厉家馆的私房菜不对外,只接待固定圈子。脆皮乳鸽用三十年陈皮熏过,佛跳墙的汤底熬了三天,连清炒时蔬用的都是农场直供的有机菜,每一口都是人民幣的味道。
男人们开始聊正事。
“最近发改委那个新批文看了吗?”林思明挑起话题,“关於电车补贴收紧的。”
“看了。”方敬修舀了一勺燕窝,没急著吃,“明年开始,续航低於400公里的全部取消补贴。你们家那个新品牌,得抓紧升级电池包。”
“已经在做了。”林思明嘆气,“就是成本压不下来。智建时代那边价格咬得死!”
“智建时代算个屁。”沈容川打断他,手里把玩著打火机,“你真想做,我介绍你认识个人,京国院出来的团队,固態电池能量密度能做到500wh/kg,价格比智建低三成。”
赵明愷挑眉:“有这好事?背景乾净的吗?”
“乾净。
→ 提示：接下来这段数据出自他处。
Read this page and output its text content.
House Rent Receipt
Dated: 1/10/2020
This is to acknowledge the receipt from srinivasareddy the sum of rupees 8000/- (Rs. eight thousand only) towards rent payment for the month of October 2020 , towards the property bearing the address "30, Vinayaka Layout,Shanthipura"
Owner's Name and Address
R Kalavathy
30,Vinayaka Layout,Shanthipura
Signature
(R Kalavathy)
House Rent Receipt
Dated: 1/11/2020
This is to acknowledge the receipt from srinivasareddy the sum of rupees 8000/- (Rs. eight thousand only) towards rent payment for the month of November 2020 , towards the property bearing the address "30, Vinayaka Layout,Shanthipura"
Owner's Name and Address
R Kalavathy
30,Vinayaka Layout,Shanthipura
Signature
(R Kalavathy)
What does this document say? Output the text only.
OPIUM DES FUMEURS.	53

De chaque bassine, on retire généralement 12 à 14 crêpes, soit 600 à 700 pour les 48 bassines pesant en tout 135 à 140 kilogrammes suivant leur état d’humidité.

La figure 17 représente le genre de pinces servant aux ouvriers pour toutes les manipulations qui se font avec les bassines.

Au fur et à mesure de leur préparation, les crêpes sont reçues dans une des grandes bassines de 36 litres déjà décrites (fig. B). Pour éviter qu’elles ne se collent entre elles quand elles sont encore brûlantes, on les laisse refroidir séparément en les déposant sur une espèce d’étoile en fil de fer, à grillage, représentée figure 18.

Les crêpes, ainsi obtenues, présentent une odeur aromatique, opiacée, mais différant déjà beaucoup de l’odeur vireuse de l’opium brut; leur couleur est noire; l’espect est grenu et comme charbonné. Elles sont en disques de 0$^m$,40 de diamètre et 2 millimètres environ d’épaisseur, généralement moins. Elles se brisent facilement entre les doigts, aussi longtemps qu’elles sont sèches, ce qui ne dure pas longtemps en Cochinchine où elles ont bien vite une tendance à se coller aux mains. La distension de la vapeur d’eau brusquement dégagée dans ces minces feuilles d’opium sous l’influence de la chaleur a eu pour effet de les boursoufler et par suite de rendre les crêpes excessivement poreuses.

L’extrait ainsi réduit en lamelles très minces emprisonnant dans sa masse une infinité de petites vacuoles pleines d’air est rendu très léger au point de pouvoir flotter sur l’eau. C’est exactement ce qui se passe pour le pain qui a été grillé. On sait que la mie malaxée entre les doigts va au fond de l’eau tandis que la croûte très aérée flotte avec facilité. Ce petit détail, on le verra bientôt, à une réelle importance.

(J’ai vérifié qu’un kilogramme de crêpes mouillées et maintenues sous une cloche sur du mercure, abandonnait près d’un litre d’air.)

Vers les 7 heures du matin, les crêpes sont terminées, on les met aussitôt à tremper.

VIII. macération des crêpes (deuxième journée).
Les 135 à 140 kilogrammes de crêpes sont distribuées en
”沈容川笑,“不乾净我能介绍给你?那不摆明坑兄弟吗?”
饭局进行到一半,帝王蟹上桌了。
硕大的蟹壳盛在冰盘里,橙红色的蟹腿在灯光下泛著诱人的光泽。服务员正要上前处理,沈容川摆了摆手:“我们自己来。”
赵明愷笑著揶揄:“沈老板今天要亲自伺候我们?”
“伺候你们?”沈容川嗤笑一声,“想得美。”
他话音刚落,身边的女孩已经拿起蟹钳夹,动作熟练地开始拆蟹。
男人坐在主桌,女人坐在他们身边。
赵明愷带来的芭蕾舞演员正用小银勺挖蟹黄,餵到他嘴边;
林思明的混血女伴在帮他剔鱼刺,动作熟练得像做过无数次;
郑志恆身边的女孩最安静,只是低头剥著松子,剥好一小碟就推到他面前。
满桌的女人,都是点缀。
年轻,漂亮,会伺候人,懂分寸。
这是这个圈子的规矩,男人谈事,女人伺候。
男人喝一杯,女人就得满上;
男人聊什么,女人就听什么,不能插嘴,不能多话。
陈诺坐在方敬修身边,手心微微出汗。
她面前的餐具还乾净著,没动过。
不是不饿,是不敢,她怕自己动作不得体,怕给方敬修丟人。
方敬修侧过头,声音压得很低:“想吃蟹?”
陈诺犹豫了一下,凑到他耳边,手虚掩著嘴,用只有两人能听见的声音说:“想,但我不会剥……看她们都那么熟练,我怕弄不好。”
她说的是实话。
桌上其他女孩,拆蟹的动作一个比一个熟练,一看就是常来这种场合。
她之前吃蟹什么的都是爸爸剥好给她。
方敬修看了她一眼,没说话,只是抬手示意服务员:“蟹八件。”
服务员送来一套精致的银质工具。桌上其他人都停下了动作,目光若有若无地扫过来。
赵明愷笑:“修哥今天要亲自上手?”
林思明也挑眉:“难得啊。”
沈容川没说话,只是端起酒杯抿了一口,眼神在方敬修和陈诺之间转了转。
方敬修没理会那些调侃。
他拿起蟹钳夹,动作熟练地开始拆蟹。先是剪断关节,再用小锤轻敲,最后用细鉤挑肉。
整个过程行云流水,不比桌上任何女孩差。
不到五分钟,一小碟完整的蟹腿肉摆在陈诺面前。
“吃吧。”方敬修放下工具,拿起湿毛巾擦手。
这个认知让她脸一红,小声说:“谢谢修哥。”
方敬修“嗯”了一声,重新靠回椅背,仿佛刚才只是做了件再平常不过的事。
但桌上所有人都知道,这不平常。